La foire Also Known as Africa (AKAA du 9 au 11 novembre au Carreau du Temple à Paris), clôturait la semaine dernière sa quatrième édition. Étant moi-même exposante au sein du nouvel espace Botho Project Space qui présentait les travaux de Nelson Makamo, j’ai pu m’imprégner des différentes propositions des galeries et cet article vise à vous faire part de mes coups de cœur photographiques de cette édition.
Tout d’abord le travail du talentueux Justice Mukheli. Jeune photographe sud-africain, il a grandi dans le quartier de Soweto à Johannesburg et a souhaité axer la série présentée sur les enfants, leurs émotions et le caractère intimiste de celles-ci. Il part du postulat que dans beaucoup de sociétés, et notamment celle dans laquelle il a grandi, la tristesse et la vulnérabilité sont des émotions que dès le plus jeune âge on déconseille aux hommes de montrer sous peine de paraître faible et de ne plus répondre aux attributs virils qu’ils sont supposé incarner. Il a donc, à travers son objectif, été chercher ces émotions qu’on lui avait dit de ne pas exprimer dans le regard des enfants. Déculpabiliser et tendre vers une nouvelle réalité, une certaine tranquillité, grâce à l’intelligence humaine inhérente à l’innocence des enfants. (Présenté à AKAA par la Dyman Gallery)
J’ai également découvert le travail de Prince Gyasi (présenté par la galerie NIL). Du haut de ses 24 ans, ce photographe ghanéen offre des images graphiques saisissantes. À l’instar des grands peintres du XXème siècle il joue avec les aplats de couleurs, les contrastes et nous fait ainsi revisiter avec beaucoup d’esthétisme les relations humaines qui unissent ses personnages, la paternité, l’enfance, la maternité… Toutes ces photographies sont prises à l’Iphone. Un élément fort de sa démarche qu’il souhaite revendiquer pour casser les codes et les conventions artistiques et sortir d’un certain élitisme photographique. Accra, son terrain de jeu principal, capitale du Ghana est aussi la ville qui a vu naitre son association « BoxedKids » (les enfants coincés dans une situation de laquelle ils n’arrivent pas à s’extirper) une organisation a but-non lucratif qui a pour objectif de soutenir l’éducation des enfants non privilégiés de Jamestown, à Accra.
La galerie Artco présentait le travail de l’artiste plasticien Saïdou Dicko, un travail poétique, chargé d’histoire et de symbolique. Elevé en tant que berger au Burkina Faso, l’artiste joue avec les symboles de son héritage Foulani. Dans la série « The Shadowed People », il insère au dessus de ses personnages le damier des tapis peul, « une invitation au voyage » comme le dira Astrid Lepoultier dans son texte « Pérégrinations imaginaires d’un enfant peul » sur le travail de l’artiste.

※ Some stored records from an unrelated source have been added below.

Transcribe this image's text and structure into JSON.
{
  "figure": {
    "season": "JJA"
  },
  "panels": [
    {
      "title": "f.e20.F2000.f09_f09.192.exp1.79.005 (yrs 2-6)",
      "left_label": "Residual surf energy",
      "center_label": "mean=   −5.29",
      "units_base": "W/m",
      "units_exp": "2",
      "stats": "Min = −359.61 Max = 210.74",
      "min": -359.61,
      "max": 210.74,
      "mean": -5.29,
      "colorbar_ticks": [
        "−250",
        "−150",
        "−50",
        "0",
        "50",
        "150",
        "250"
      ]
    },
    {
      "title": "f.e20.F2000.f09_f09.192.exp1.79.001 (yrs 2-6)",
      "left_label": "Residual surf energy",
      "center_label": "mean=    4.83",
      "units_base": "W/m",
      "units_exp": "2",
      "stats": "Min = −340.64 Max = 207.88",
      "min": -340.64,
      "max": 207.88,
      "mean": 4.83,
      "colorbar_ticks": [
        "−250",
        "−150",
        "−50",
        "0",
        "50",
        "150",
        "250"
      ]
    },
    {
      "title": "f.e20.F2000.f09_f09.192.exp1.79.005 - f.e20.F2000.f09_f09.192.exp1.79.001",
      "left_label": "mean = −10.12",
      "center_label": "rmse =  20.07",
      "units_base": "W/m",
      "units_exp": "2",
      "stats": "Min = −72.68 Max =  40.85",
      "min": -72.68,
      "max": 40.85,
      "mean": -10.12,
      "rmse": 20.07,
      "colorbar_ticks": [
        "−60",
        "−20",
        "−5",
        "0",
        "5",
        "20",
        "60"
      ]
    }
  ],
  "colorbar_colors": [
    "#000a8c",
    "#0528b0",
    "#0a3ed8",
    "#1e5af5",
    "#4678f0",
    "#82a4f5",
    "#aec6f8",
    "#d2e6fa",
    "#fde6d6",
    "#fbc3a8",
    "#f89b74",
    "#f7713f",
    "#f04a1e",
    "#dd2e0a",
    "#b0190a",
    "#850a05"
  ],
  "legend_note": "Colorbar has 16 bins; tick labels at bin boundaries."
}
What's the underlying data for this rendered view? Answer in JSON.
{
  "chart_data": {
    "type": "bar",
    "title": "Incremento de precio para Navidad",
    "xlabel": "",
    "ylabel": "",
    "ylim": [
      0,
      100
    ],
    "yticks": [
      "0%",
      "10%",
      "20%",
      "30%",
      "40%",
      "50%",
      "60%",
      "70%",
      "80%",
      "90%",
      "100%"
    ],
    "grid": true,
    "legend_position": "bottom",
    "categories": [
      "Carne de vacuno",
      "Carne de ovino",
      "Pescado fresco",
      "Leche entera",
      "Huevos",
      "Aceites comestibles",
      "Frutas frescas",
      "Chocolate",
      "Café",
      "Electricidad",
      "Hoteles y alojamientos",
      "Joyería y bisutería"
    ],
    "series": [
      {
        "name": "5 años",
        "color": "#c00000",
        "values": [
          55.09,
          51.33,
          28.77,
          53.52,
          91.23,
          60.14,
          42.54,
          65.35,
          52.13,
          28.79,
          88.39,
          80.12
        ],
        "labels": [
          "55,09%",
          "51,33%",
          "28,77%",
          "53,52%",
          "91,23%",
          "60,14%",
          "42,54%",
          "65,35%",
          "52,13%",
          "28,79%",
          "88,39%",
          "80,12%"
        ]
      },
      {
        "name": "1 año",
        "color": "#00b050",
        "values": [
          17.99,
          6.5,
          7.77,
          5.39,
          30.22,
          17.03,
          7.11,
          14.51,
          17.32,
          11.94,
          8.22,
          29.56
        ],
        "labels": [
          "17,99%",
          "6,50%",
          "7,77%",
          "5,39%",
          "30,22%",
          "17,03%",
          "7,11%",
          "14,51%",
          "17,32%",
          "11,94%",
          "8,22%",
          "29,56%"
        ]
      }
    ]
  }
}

Les personnages représentés, ces ombres sans visages font parties intégrantes de son travail. Petit il apprend à dessiner en collectant les ombres autour de lui et celles-ci resteront au cœur de plusieurs de ses travaux. Sur un fond d ‘écologie son travail sensible nous fait voyager, et laisse la porte ouverte à de nombreuses interprétations.
YCOS, galerie parisienne, présentait la série « Black Volta (Mouhoun) » du photographe Adrien Bitibaly. L’artiste autodidacte, pour cette série, a travaillé autour du fleuve Mouhoun au Burkina Faso, de sa symbolique et de sa qualité fédératrice. L’eau comme élément vital, « le reflet comme intermédiaire » nous dit l’artiste, ainsi il capture les silhouettes, entre sphère publique et sphère privée. En redescendant le fleuve de Dédougou jusqu’à Nako il témoigne de la vie autour du fleuve et de la cohésion sociale que celui entraine tout en laissant place à l’imaginaire.
Et enfin, dans un autre registre, la Fondation Josef and Anni Albers (Thread) qui reconstitue (avec l’association Xaritufoto) un fond d’archive du photographe Roger daSilva (1925 – 2008) présentait des photographies inédites du ce dernier, jamais présentées en dehors du Sénégal. Né au Bénin, ce photographe a capturé la bouillonnante vie Dakaroise, sa ville d’adoption, dans les années 50 – 60. Saisissant ainsi une époque de grand optimisme, à l’aube de l’indépendance du Sénégal (4 avril 1960), il nous donne à voir les scènes de vies de l’époque, les fêtes et rassemblements familiaux, mais aussi des personnalités publiques importantes telles que Léopold Sédar Senghor.